New diagnostic tool promises ultrasensitive detection

Lynes image

     When doctors order lab tests to diagnose diseases, they want fast, reliable results using a small sample for patient comfort. This requires a highly sensitive device that processes many samples at once. A new technology being developed by Prof. Michael Lynes and his partner, Ciencia of East Hartford, promises to provide doctors with swift, sensitive detection of disease indicators in small clinical samples.


     Lynes and Ciencia recently won 3 grants totaling about $600,000 from NIH Small Business Innovation Research programs to continue developing their grating coupled surface plasmon resonance (GC-SPR) devices to increase their sensitivities to toxins and pathogens. These Phase I grants allow them to develop prototype GC-SPR devices so they can apply later for Phase II funds for field-tests.

T cells bound to 4 sites on a GC-SPR sensor


 Lynes’ GC-SPR devices detect analytes (molecules, pathogens or mammalian cells) in fluids by passing those fluids over a surface coated with antibodies that bind them.  Analytes can be toxins or even whole cells with molecules on their surfaces that are recognized by the antibodies. A major challenge is to improve the GC-SPR devices’ sensitivity. "When you get down to those levels of detection, the signal to noise ratio can be improved by fixing noise," Lynes said. To remove the noise, the team employs small gold beads called nanobeads. The nanobeads are coated with the desired analyte and enhance its binding to the antibodies (the signal) while inhibiting binding by non-analytes (the noise).


     Pathogens that infect mice are a major problem in colonies kept for research. Detecting pathogens living with other microbes in “polymicrobial” infections is an important application of GC-SPR. Lynes is working in this area with long-time collaborators at The Jackson Laboratory, recent partners with UConn on the Center for Genomic Medicine now under construction in Farmington. “There are polymicrobial infections in research collections that are very difficult to identify," Lynes said. "It is hard to know which mice to test." Lynes’ method promises to detect as few as 30 bacterial cells in a milliliter of sample.

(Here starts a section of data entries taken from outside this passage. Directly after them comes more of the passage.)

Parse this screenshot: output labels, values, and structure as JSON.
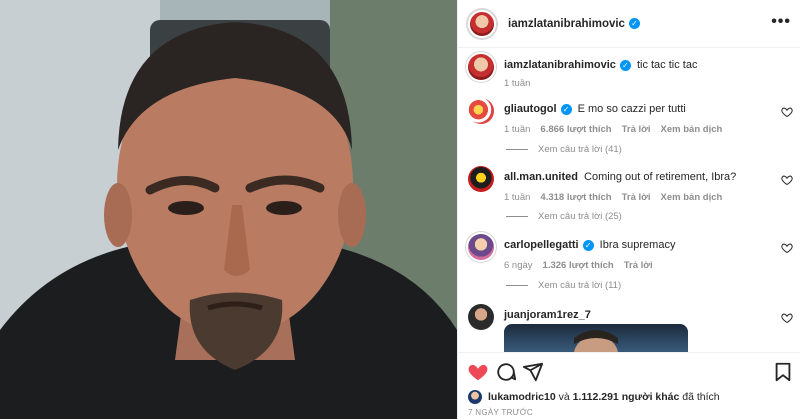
{
  "post": {
    "author": "iamzlatanibrahimovic",
    "caption": "tic tac tic tac",
    "caption_time": "1 tuần",
    "more_menu": "•••"
  },
  "comments": [
    {
      "user": "gliautogol",
      "verified": true,
      "text": "E mo so cazzi per tutti",
      "time": "1 tuần",
      "likes": "6.866 lượt thích",
      "reply": "Trả lời",
      "translate": "Xem bản dịch",
      "view_replies": "Xem câu trả lời (41)"
    },
    {
      "user": "all.man.united",
      "verified": false,
      "text": "Coming out of retirement, Ibra?",
      "time": "1 tuần",
      "likes": "4.318 lượt thích",
      "reply": "Trả lời",
      "translate": "Xem bản dịch",
      "view_replies": "Xem câu trả lời (25)"
    },
    {
      "user": "carlopellegatti",
      "verified": true,
      "text": "Ibra supremacy",
      "time": "6 ngày",
      "likes": "1.326 lượt thích",
      "reply": "Trả lời",
      "view_replies": "Xem câu trả lời (11)"
    },
    {
      "user": "juanjoram1rez_7",
      "verified": false,
      "text": ""
    }
  ],
  "likes": {
    "user": "lukamodric10",
    "connector": "và",
    "others": "1.112.291 người khác",
    "suffix": "đã thích"
  },
  "date": "7 NGÀY TRƯỚC",
  "colors": {
    "heart_filled": "#ed4956",
    "verified_blue": "#0095f6",
    "secondary_text": "#8e8e8e"
  },
  "icons": [
    "heart-icon",
    "comment-icon",
    "share-icon",
    "bookmark-icon",
    "more-icon",
    "small-heart-icon",
    "verified-badge-icon"
  ]
}
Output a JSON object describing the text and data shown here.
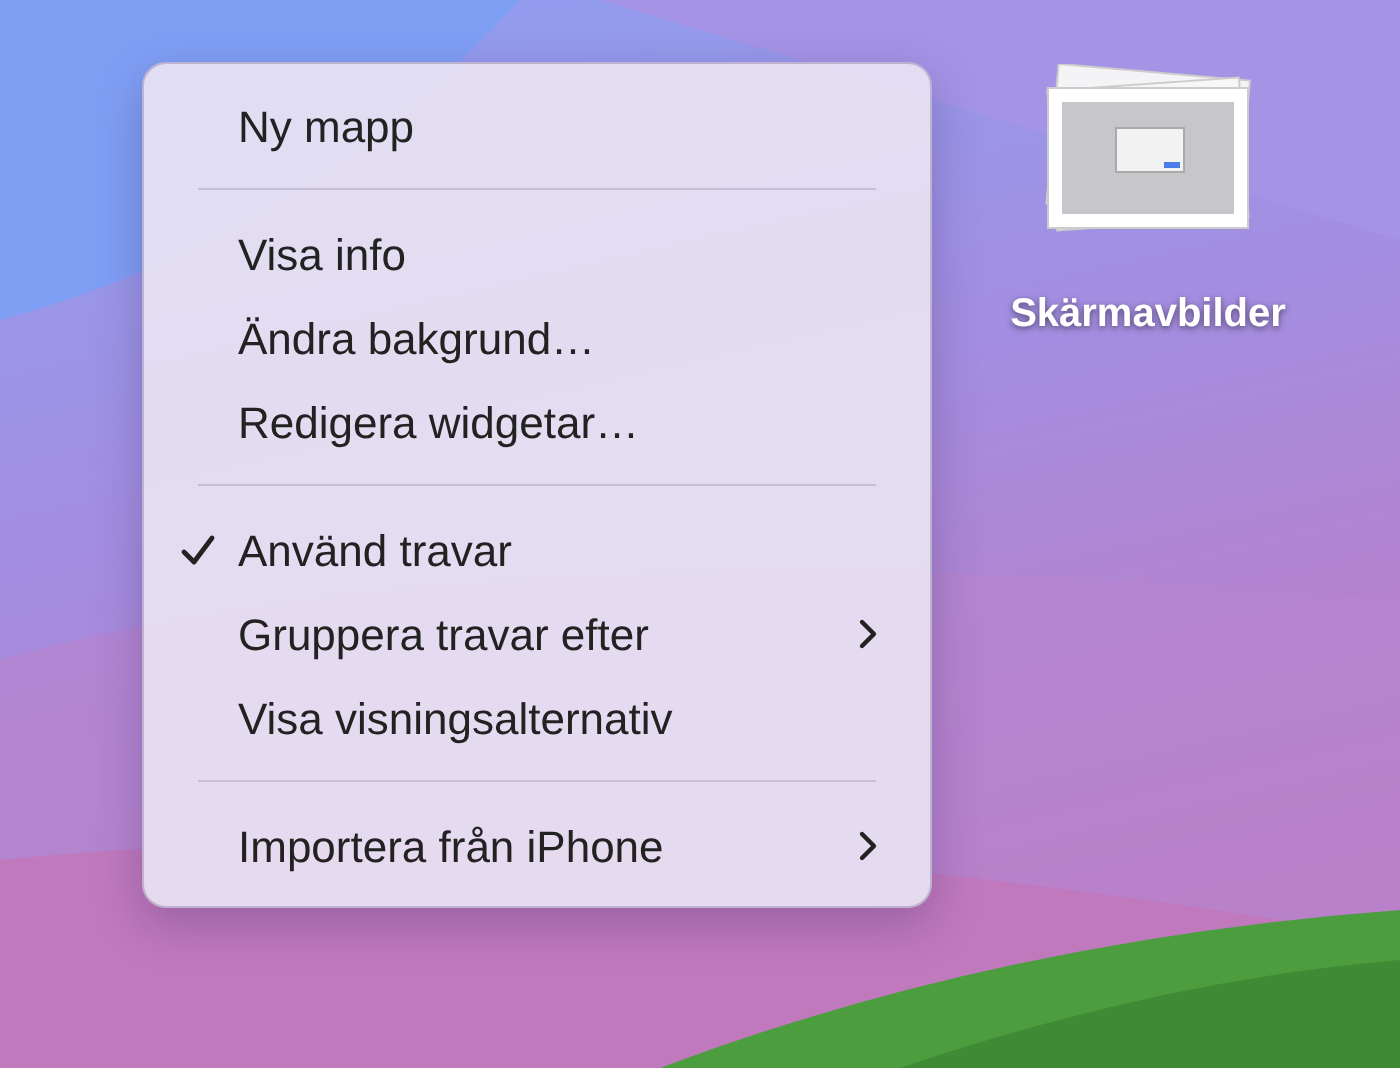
{
  "menu": {
    "sections": [
      {
        "items": [
          {
            "label": "Ny mapp",
            "checked": false,
            "submenu": false
          }
        ]
      },
      {
        "items": [
          {
            "label": "Visa info",
            "checked": false,
            "submenu": false
          },
          {
            "label": "Ändra bakgrund…",
            "checked": false,
            "submenu": false
          },
          {
            "label": "Redigera widgetar…",
            "checked": false,
            "submenu": false
          }
        ]
      },
      {
        "items": [
          {
            "label": "Använd travar",
            "checked": true,
            "submenu": false
          },
          {
            "label": "Gruppera travar efter",
            "checked": false,
            "submenu": true
          },
          {
            "label": "Visa visningsalternativ",
            "checked": false,
            "submenu": false
          }
        ]
      },
      {
        "items": [
          {
            "label": "Importera från iPhone",
            "checked": false,
            "submenu": true
          }
        ]
      }
    ]
  },
  "desktop_icon": {
    "label": "Skärmavbilder"
  }
}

A rapid test using small samples would allow caretakers to identify and remove only infected mice and not eliminate the entire colony as is often necessary now. Once developed, this technology may be used for human diagnoses where its lower cost per assay will make routine surveillance commonplace.

Lynes Michael photo



     One grant allows Lynes and his collaborators to devise a GC-SPR method to detect the earliest development of Type 1 diabetes. Type 1 diabetes, sometimes called juvenile diabetes, results when the T cells in a person’s immune system incorrectly create an immune response to the islet cells needed to make insulin and in so doing destroy them. Current methods to identify these “autoreactive” T cells are slow and require large clinical samples, a drawback when testing children.


     Lynes’ GC-SPR device will attempt to detect these autoreactive T cells in clinical samples and test them to see if they are active in beginning to elicit the destructive immune response. Lynes asks, "Is the reason that a non-diabetic doesn't develop symptoms, yet has those cells, because the cells have somehow been turned off or is it because they have not yet encountered the right environmental stimulus to turn them on?" GC-SPR analysis might provide an answer and allow early detection of the disorder. Thus a doctor might "get in early enough to do a little bit of manipulation rather than give life-long injections of insulin or stem cells," Lynes said.


     Lynes’ GC-SPR technologies resulted from a decade collaboration with Ciencia and David Lawrence at the Wadsworth Center. Much of this work is covered under a broad patent awarded to Lynes and Dr. Salvador Fernandez, the late founder, President and CEO of Ciencia. Advances in GC-SPR clinical devices continue and promise to provide sensitive, high-throughput diagnostic tools.